Testing it primarily about mitigating risks, both of known risks and unknown risks. Whilst you might not be able to envisage a situation where your product is subject to a 1g, 30Hz vibration, real life might have other plans.

Primarily we are trying to quantify our knowns and unknowns.


Common Questions, Regular Requests

A version of one of these questions crops up every month or so.


“I want to do vibration testing, is there a standard that I can use?”

“What level of vibration do I need?”

“Do I need to do a random vibration test or is a swept test OK?”

“How do I simulate something being driven around in the back of a van?”


Vibration standards are quite often customer driven with a defined procurement specification. How close those specifications are to real life conditions depends on how much research that organisation has done or if they just pulled the numbers out of a hat. Often there is no way to get at the data or decisions that led to those choices and one must take them at face value.

Sometimes serious research goes into these levels, with car manufacturers employing multichannel data recorders and taking the latest model out for a test drive whilst getting tangled in accelerometer cables (safely I’m sure). This ends up being proprietary data so good luck getting your greasy mitts on it unless you happen to be working for them.

For the rest of us without a big budget how do we even make a start? Just go an buy every single BSI standard on vibration testing? Oh wait, we said without a big budget…

In the absence of any customer specification to work to, a good place to start in determining required levels and profiles is with the ETSI Environmental Engineering series of standards.


It’s a Splendid Smorgasbord of Shaky Situations

(or a Buffet of Battering if you will…)


The root standard ETSI EN 300 019-1-0 v2.1.2 (most recent at the time of writing)  gives an introduction to the “Environmental conditions and environmental tests for telecommunications equipment”. Since this could easily be used to describe most modern electronic equipment then it is widely applicable.

This incredibly useful series of standards are provided for download free of charge, a much more welcome approach to the usual way that standards are sold at high prices.

Not only that but they don’t just cover vibration. They cover the expected environment in terms of

  • Climatic conditions
    • Temperature and rate of change of temperature
    • Humidity
    • Air pressure
    • Solar and Heat radiation
    • Moving air speed (wind)
    • Weather conditions (driving rain, icing, etc)
  • Biological conditions (mold, rats, animals)
  • Concentrations of chemicals
  • Dust levels
  • Vibration and shock levels
  • Earthquake risks

That’s a pretty comprehensive list! The root standard contains a useful table that enables easy selection of a sub part appropriate for your product.

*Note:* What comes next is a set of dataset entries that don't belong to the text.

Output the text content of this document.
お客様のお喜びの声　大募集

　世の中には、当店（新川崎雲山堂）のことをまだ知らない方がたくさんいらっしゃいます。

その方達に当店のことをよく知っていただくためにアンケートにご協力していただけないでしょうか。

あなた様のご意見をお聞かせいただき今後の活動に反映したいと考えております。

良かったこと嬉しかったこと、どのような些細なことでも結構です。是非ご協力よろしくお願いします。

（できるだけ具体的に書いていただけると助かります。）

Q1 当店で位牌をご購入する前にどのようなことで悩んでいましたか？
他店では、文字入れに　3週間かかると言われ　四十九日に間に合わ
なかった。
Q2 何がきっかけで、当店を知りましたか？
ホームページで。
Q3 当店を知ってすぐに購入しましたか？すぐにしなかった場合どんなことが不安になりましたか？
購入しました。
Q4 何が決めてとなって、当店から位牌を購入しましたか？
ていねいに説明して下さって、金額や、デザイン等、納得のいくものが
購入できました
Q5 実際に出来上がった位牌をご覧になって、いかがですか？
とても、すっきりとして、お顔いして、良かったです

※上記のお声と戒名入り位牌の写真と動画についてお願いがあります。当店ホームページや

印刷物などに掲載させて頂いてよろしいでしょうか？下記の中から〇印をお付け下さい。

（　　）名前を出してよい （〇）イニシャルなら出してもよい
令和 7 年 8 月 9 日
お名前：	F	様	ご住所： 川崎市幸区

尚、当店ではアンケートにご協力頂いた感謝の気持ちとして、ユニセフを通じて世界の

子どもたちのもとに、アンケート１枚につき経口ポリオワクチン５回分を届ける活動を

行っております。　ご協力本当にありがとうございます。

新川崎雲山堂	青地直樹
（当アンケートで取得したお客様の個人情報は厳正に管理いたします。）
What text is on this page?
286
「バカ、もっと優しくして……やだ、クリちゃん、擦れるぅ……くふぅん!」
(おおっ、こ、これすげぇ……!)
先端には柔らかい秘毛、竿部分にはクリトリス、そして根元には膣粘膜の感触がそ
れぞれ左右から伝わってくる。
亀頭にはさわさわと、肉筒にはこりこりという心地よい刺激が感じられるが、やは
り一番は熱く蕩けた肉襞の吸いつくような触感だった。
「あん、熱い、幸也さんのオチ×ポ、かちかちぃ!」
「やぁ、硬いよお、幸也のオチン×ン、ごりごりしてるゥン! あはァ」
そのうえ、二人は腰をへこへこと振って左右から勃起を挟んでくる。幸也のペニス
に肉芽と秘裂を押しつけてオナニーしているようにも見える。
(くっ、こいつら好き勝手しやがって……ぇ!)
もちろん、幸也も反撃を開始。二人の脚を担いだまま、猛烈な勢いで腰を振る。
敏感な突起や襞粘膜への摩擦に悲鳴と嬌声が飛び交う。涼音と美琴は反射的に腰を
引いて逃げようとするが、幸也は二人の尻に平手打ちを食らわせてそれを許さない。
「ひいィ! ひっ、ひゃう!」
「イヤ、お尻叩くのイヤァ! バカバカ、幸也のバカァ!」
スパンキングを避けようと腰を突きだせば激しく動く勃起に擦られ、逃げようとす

selection table from 300 019-1-0

Each Class has two standards that relate to it:

  • Part 1 (suffix -1-x) specifies the expected environmental conditions for the situations (storage, transportation, in use) and locations (underground, on a ship, etc)
  • Part 2 (suffix -2-x) specifies the recommended test levels and methods/standards for each class.

This table has quick links to each of the Part 1 and Part 2 standards for the various classes for reference:

Content Part 1 – Environment Definition Part 2 – Test Specification and Methods
Root Standard with background and general definitions ETSI EN 300 019-1-0 V2.1.2 (2003-09) ETSI EN 300 019-2-0 V2.1.2 (2003-09)
Storage ETSI EN 300 019-1-1 V2.1.4 (2003-04) ETSI EN 300 019-2-1 V2.3.1 (2017-11)
Transportation ETSI EN 300 019-1-2 V2.1.7 (2013-12) ETSI EN 300 019-2-2 V2.2.1 (2011-11)
Weather Protected Locations ETSI EN 300 019-1-3 V2.3.2 (2009-11) ETSI EN 300 019-2-3 V2.2.2 (2003-04)
Non Weather Protected Locations ETSI EN 300 019-1-4 V2.2.1 (2014-04) ETSI EN 300 019-2-4 V2.4.1 (2015-12)
Underground Locations ETSI EN 300 019-1-8 V2.1.4 (2003-04) ETSI EN 300 019-2-8 V2.1.8 (2019-12)
Ground Vehicle Installations ETSI EN 300 019-1-5 V2.1.4 (2003-04) ETSI EN 300 019-2-5 V3.0.0 (2002-07)
Ship Environment ETSI EN 300 019-1-6 V2.1.4 (2003-04) ETSI EN 300 019-2-6 V3.0.0 (2002-12)
Portable and Non Stationary Use ETSI EN 300 019-1-7 V2.1.7 (2013-12) ETSI EN 300 019-2-7 V3.0.1 (2003-04)


“Terrific Tables Batman!”

“Yes Robin, but how do we apply them to our (bat) product?”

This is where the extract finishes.